How Far Will You Go to Get a Picture?
Text and Photography Copyright Bill Silliker, Jr.
All rights reserved.
Accordingly the bird was removed in his prison into a very small room, and closely covered with blankets, into which was introduced a pan of lighted charcoal, when the windows and door were fastened, and the blankets tucked in beneath the cage. I waited, expecting every moment to hear him fall down from his perch; but after listening for hours, I opened the door, raised the blankets, and peeped under them amidst a mass of suffocating fumes. There stood the Eagle on his perch, with his bright unflinching eye turned towards me, and as lively and vigorous as ever! Instantly reclosing every aperture, I resumed my station at the door, and towards midnight, not having heard the least noise, I again took a peep at my victim. He was still uninjured, although the air of the closet was insupportable to my son and myself, and that of the adjoining apartment began to feel unpleasant. I persevered, however, for ten hours in all, and finding that the charcoal fumes would not produce the desired effect, I retired to rest wearied and disappointed.

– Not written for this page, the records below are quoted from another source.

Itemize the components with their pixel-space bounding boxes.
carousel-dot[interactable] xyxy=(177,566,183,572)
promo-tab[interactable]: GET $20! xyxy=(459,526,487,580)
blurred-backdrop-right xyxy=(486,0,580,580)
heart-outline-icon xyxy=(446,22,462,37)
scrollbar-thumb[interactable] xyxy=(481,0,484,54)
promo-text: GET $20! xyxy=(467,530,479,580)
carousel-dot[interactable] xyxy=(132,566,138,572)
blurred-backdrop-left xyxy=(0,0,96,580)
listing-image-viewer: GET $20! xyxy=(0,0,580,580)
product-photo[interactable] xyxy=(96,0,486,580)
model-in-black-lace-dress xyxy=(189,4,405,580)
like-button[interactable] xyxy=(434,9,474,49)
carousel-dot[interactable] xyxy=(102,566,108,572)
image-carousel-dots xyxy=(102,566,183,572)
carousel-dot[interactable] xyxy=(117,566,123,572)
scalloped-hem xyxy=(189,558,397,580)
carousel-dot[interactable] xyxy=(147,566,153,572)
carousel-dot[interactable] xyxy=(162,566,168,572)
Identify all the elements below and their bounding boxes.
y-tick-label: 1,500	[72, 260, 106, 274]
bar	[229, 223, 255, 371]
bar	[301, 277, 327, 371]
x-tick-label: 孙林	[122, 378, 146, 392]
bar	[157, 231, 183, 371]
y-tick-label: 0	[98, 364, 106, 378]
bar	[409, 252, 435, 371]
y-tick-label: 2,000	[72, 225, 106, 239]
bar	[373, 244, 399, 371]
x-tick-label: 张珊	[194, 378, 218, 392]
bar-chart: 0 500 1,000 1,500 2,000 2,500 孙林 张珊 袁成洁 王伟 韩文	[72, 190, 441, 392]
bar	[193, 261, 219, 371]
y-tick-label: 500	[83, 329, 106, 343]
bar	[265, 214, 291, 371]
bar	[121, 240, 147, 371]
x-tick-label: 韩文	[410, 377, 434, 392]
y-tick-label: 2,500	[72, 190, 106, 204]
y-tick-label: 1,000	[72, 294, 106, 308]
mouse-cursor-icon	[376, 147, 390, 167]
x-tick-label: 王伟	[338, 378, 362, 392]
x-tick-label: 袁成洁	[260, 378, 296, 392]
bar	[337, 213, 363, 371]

Early next morning I tried the charcoal anew, adding to it a quantity of sulphur, but we were nearly driven from our home in a few hours by the stifling vapours, while the noble bird continued to stand erect, and to look defiance at us whenever we approached his post of martyrdom. His fierce demeanour precluded all internal application, and at last I was compelled to resort to a method always used as the last expedient, and a most effectual one. I thrust a long pointed piece of steel through his heart, when my proud prisoner instantly fell dead, without even ruffling a feather.

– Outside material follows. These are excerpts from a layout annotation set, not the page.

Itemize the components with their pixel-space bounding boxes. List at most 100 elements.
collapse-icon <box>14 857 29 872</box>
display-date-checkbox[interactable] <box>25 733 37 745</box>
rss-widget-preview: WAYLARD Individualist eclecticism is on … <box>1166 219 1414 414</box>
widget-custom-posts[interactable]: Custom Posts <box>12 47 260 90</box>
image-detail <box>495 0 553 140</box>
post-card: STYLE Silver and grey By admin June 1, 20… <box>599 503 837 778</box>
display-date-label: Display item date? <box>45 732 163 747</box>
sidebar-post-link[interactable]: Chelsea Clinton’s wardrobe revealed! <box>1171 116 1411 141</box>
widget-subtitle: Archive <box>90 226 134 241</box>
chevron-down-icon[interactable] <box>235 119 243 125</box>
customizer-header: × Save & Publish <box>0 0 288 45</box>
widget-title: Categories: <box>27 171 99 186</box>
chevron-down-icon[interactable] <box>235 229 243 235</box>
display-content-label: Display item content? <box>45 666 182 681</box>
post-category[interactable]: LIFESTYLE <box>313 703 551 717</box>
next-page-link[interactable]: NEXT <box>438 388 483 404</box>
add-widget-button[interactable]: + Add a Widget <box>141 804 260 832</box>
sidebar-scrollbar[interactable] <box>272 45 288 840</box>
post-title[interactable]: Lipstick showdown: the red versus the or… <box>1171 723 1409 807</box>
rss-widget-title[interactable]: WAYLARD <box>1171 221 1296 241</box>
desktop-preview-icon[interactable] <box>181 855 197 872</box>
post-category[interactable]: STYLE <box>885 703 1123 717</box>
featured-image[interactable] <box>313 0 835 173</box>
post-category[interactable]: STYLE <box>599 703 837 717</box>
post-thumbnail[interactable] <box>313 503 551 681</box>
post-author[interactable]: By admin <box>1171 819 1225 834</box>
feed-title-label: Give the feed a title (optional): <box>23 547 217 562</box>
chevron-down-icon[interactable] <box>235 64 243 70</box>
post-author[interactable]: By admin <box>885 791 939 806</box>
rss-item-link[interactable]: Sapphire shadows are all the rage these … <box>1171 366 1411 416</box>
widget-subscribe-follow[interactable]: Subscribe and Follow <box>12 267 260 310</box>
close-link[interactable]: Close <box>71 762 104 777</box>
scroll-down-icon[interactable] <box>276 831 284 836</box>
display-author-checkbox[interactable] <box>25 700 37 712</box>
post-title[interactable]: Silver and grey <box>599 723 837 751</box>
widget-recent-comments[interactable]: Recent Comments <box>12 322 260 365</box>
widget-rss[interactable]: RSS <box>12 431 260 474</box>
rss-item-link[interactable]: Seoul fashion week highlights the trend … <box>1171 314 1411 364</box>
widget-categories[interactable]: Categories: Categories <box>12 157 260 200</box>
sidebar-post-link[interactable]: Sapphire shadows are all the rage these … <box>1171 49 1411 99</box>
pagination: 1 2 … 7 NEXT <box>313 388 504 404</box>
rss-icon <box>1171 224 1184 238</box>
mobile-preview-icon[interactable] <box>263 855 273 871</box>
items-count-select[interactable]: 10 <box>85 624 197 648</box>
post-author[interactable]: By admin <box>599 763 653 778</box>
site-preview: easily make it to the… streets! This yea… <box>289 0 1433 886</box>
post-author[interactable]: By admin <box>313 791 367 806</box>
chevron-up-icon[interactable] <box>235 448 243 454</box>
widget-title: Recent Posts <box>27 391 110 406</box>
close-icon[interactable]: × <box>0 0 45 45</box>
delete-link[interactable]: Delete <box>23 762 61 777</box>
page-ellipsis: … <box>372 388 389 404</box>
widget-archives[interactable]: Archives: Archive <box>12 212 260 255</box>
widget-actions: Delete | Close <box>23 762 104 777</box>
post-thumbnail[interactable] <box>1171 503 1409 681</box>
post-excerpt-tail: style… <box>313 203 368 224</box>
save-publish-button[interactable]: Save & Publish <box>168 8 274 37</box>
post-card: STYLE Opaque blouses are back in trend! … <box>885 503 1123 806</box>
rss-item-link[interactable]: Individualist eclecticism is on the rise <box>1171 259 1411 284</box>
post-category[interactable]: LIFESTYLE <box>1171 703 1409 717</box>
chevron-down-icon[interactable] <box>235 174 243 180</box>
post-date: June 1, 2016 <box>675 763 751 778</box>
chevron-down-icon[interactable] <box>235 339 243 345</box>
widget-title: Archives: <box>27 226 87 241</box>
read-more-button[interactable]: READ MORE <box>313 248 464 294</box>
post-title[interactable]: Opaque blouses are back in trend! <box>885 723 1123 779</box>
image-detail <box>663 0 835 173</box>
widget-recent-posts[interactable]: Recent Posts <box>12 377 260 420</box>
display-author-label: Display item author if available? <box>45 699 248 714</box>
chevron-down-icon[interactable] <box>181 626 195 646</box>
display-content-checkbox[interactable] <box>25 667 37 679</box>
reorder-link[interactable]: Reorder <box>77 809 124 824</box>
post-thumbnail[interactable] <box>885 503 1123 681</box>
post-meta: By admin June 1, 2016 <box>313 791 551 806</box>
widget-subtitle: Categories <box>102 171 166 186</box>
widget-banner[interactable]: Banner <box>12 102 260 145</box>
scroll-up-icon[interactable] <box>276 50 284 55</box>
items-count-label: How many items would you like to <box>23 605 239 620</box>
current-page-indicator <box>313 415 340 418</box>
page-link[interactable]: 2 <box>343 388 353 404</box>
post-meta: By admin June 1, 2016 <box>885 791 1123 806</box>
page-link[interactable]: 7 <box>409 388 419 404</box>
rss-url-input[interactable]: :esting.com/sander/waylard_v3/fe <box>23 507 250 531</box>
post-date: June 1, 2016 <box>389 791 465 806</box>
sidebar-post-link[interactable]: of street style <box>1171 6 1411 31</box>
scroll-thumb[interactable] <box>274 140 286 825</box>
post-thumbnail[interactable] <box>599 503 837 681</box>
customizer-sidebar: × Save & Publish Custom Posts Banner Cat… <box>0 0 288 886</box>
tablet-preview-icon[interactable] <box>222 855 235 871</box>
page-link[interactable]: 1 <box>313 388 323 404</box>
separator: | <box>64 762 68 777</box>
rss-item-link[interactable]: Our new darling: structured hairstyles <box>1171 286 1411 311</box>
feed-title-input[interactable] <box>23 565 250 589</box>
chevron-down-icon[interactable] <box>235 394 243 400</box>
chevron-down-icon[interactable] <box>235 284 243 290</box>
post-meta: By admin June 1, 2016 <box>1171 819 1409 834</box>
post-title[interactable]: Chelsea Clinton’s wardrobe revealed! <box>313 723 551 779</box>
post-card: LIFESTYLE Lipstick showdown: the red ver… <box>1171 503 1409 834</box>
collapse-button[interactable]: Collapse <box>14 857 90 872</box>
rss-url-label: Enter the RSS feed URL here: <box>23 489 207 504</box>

John James Audubon’s 1830’s description of how he killed a golden eagle to paint Plate # 32 of his Ornithological Biography.
Judge him not too harshly, as his was a far different time and the world was a much different place then. But isn’t it fascinating to read these words from a man revered for his obvious love of birds and his wondrous renditions of them, that remain both classic artwork and accurate description to this day?
Audubon had no camera to capture color and form or to freeze motion with. And so he had to resort to killing his subjects to get their picture. And as per the above, he apparently felt no guilt about it.
So what would he think about some of the oft-quoted platitudes we hear today?
“When the animal reacts to your presence, you're too close.”
“No photograph is worth sacrificing the welfare of the subject.”
“Take only pictures, leave only footprints.”
We’ve all heard those statements. And we’ve seen the signs that say: keep back. Some of us have even met the over protective ranger or worse, the under informed summer-help naturalist.
Earning the trust of a loon family usually requires working with them for hours from a small boat or canoe at a respectful distance. Even then, it sometimes helps to have a lot of reach. For this picture they actually approached an island from which I shot them - digitally - with a 500mm Nikkor f4 lens with a 1.4 TC attached, for an effective "reach" of 1050mm due to cropping effect of the Fuji S2 camera used. It was cropped again about 1/3 for this small sized image.
I disagree with the blanket statement that any reaction from an animal constitutes a violation of field ethics. Deer should look up when they see you. And birds fly off a bit when you walk through the woods without a camera.
But the reality is that more of us are going to the woods, the wilds, to practice the fine art of wildlife photography. And as more of us do, will we someday be faced with a new dilemma? Will we all be restricted by some least common denominator rule and made to stay “only on the platform” or 500 feet away or with some other of the rules that “those who care” have suggested for “wildlife photographers”?
We might face that if we don't help to educate each other about what really does constitute damaging stress to wildlife. The problem is compounded as we more often all go after the same animals at the same places that are also heavily visited by nitwits who take no time to learn about the species or what constitutes stress to an animal.
And while some of the places where wildlife becomes "habituated" to seeing people make it easier to get closer without stressing wildlife, those places are also harder to control if you are the resource manager trying to keep the nitwits from ruining the experience for all by harassing the wildlife. So isn't it our responsibility not to be one of them?
Shouldn’t we learn not only the rules, but also something about the species that we seek to photograph? Wouldn’t that help us to get better photographs without interfering – and perhaps being wrongly condemned for what we are doing?
I urge all to read and figure out what is really meant by the NANPA Field Ethical Practices Guidelines and the American Birding Association Principles of Birding Ethics posted on this site on the Nature Photographers Ethics Resource Page.
And I also urge all to honestly answer the question: How far will you go to get a picture?